The comedic turning point, as Mr. Tingle sees it, came when Mr. Colbert was invited to perform at the 2006 White House Correspondents Dinner, where he used his right-wing alter ego to skewer the administration. After that, comics returned to Bush bashing with new zest.

“[Mr. Colbert] was there with all the insiders. [Mr. Bush] became fair game again,” he said.

Maz Jobrani, part of the Axis of Evil comedy tour, recalls cool reaction to his Bush jokes at the start of the Iraq war.

“I found the crowd getting more sensitive. They weren’t laughing. I had to remind them that’s the beauty of this country. We’re allowed to make fun of the president,” Mr. Jobrani said.

“I couldn’t make fun of the president of Iran in Iran,” said Mr. Jobrani, an Iranian-American.

Doug Williams, host of “Martin Lawrence Presents First Amendment Stand Up” on Starz, said it wasn’t just Mr. Bush who supplied comics with material. Vice President Dick Cheney’s accidental shooting of a hunting buddy in 2006 was the gift that kept on giving.
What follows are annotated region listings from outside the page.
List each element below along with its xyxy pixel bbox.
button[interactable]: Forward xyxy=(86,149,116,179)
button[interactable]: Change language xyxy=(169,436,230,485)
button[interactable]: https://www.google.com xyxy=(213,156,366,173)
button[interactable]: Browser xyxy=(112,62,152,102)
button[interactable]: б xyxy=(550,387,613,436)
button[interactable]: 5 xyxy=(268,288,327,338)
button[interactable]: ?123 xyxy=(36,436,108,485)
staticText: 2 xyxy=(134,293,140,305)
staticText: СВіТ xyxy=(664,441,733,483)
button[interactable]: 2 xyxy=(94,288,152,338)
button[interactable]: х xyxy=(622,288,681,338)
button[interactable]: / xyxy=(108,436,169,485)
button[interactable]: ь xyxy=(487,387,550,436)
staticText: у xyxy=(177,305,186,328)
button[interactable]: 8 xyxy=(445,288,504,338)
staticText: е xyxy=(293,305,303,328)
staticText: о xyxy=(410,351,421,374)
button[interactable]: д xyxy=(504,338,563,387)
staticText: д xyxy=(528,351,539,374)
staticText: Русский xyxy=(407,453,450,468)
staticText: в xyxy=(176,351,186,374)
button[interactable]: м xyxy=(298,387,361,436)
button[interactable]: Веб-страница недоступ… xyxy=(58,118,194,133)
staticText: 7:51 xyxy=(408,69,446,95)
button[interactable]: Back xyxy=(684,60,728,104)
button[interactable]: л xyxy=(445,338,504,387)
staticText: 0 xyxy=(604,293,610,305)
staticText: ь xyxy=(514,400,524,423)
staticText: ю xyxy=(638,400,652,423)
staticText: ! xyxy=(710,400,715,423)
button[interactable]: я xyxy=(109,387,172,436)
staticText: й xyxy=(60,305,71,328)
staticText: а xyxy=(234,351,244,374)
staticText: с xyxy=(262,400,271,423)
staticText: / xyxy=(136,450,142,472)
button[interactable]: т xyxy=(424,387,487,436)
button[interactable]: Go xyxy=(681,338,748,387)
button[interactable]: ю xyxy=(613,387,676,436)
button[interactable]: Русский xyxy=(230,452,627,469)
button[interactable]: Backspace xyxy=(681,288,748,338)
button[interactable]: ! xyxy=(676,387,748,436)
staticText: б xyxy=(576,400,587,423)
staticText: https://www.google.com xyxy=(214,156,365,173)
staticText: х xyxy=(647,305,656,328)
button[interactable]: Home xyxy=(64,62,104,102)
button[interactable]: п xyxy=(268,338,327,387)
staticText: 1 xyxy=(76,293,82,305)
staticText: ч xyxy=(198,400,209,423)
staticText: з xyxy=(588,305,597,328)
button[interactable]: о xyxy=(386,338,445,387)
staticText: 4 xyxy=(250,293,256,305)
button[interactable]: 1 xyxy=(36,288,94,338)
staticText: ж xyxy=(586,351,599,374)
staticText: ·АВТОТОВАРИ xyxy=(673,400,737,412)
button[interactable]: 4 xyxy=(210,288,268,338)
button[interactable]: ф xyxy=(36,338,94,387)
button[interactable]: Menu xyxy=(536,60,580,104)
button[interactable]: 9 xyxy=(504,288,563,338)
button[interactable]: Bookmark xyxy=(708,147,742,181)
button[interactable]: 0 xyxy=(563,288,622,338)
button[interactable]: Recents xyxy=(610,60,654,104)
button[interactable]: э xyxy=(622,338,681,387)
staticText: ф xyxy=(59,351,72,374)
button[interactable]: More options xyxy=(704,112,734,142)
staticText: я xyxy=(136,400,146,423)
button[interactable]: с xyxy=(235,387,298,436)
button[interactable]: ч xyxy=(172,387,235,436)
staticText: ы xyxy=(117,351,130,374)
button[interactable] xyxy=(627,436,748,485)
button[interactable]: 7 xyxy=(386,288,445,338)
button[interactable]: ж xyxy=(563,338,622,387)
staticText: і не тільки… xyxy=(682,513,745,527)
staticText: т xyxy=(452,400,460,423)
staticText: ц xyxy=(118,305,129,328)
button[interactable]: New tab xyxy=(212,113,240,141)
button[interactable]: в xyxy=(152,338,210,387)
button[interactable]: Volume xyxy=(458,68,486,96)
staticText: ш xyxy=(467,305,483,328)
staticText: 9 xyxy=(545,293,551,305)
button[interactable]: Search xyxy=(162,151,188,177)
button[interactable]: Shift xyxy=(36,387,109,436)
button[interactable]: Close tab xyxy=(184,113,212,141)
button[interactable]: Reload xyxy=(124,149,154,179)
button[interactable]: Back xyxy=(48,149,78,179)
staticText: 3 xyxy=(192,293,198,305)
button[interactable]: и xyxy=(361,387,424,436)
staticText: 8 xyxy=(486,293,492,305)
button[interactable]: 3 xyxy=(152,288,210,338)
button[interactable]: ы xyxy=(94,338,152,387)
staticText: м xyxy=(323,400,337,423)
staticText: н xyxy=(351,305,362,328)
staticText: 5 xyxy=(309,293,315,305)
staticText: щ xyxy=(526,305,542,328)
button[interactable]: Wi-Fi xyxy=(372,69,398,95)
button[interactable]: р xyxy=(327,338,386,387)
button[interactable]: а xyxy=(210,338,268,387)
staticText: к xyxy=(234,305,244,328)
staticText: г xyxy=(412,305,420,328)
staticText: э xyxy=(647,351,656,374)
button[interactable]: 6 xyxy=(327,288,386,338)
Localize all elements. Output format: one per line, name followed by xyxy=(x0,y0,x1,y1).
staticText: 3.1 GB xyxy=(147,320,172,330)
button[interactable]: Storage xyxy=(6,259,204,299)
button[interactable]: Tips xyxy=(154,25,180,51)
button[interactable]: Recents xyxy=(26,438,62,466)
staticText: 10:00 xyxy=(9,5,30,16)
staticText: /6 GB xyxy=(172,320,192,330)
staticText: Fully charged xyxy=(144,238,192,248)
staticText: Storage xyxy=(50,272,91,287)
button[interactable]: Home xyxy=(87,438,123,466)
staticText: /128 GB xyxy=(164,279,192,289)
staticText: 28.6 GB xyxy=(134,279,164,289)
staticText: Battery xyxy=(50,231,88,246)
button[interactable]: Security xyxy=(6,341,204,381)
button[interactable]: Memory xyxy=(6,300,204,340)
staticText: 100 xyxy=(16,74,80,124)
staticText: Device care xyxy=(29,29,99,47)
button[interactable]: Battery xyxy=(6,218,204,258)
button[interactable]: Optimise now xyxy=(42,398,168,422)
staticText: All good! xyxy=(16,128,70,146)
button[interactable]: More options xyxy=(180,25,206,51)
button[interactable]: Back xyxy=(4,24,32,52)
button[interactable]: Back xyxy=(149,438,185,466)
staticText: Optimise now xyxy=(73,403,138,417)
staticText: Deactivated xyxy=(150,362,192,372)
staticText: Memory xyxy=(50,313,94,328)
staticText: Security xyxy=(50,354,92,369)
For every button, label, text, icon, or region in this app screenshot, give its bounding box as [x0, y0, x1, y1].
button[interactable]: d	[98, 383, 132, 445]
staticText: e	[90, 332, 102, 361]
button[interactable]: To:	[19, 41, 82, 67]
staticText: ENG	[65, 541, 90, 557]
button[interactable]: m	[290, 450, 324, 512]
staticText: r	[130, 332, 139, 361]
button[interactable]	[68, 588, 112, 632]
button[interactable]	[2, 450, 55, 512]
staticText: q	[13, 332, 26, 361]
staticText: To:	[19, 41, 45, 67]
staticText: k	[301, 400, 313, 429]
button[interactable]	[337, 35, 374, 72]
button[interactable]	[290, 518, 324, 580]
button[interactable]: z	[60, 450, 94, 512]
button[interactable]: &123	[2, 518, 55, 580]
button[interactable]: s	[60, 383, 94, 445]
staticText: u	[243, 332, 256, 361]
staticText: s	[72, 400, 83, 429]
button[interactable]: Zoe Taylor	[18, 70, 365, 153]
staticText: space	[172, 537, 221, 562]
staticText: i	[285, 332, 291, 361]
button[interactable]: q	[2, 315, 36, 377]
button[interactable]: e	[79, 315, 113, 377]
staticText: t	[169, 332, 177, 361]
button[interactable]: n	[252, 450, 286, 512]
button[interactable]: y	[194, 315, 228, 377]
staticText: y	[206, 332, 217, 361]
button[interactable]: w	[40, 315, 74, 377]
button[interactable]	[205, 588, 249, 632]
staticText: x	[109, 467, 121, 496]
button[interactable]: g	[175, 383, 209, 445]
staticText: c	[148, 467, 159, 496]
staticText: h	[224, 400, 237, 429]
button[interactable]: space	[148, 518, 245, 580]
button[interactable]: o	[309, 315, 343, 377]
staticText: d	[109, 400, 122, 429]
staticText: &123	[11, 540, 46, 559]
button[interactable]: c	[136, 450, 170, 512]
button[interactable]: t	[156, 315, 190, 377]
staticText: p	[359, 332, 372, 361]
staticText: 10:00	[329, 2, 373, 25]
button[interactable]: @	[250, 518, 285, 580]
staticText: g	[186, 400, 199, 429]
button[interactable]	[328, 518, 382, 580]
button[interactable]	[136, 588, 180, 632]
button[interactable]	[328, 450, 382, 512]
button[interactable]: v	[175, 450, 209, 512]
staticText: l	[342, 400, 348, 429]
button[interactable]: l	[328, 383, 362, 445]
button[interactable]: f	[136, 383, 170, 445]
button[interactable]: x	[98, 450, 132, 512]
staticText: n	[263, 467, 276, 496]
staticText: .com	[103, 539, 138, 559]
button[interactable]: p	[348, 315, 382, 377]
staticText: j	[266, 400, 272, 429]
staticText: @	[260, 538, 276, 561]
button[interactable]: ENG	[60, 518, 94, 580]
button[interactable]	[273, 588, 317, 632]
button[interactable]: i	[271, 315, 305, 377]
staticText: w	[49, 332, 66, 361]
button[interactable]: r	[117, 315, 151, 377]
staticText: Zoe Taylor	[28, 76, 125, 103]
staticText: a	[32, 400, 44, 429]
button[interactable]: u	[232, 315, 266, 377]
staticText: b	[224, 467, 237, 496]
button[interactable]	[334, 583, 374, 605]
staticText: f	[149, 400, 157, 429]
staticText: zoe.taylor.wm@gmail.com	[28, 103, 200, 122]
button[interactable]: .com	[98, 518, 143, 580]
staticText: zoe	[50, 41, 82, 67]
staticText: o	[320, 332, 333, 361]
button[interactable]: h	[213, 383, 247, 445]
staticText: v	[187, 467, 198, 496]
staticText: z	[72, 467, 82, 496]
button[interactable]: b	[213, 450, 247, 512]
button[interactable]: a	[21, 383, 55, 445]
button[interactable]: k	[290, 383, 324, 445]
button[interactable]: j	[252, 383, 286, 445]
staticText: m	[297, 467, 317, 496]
“When Cheney went back to work as if nothing had happened … that was pure comedy,” Mr. Williams said, adding that some of his show’s comics riffed on Mr. Bush being “a gangster in the White House … the ‘OG’ president.”

But while comedians like Jon Stewart and Chris Rock let loose on the president on and off for eight years, impressionist Frank Caliendo said he made sure to respect the man - and the office.

Mr. Caliendo, star of TBS’ “Frank TV,” said some comics would simply rip the president “without a joke” attached.

“I think he’s kind of a regular guy in a lot of ways. He was put in one of the most difficult positions anyone’s ever been put in,” Mr. Caliendo said. “That’s pretty jarring. I always looked at it like that.”

While some comics fed off their hatred for the president or his policies, Mr. Caliendo said, he focused more on the silly moments, the mannerisms that set him apart from his predecessors.

President-elect Barack Obama hasn’t taken office yet, but Mr. Caliendo already is ramping down the Bush material in his act.

“I’m in my own transition phase,” he said.

Veteran stand-up comic and actor Bobby Slayton said presidents often don’t leave comic legacies. Comics once riffed on Gerald Ford’s clumsiness, Jimmy Carter’s eccentric brother and Ronald Reagan’s B-movie past. But only for a while.

“After they were gone, all that stuff disappears,” Mr. Slayton said. “There’s always someone new to make fun of.”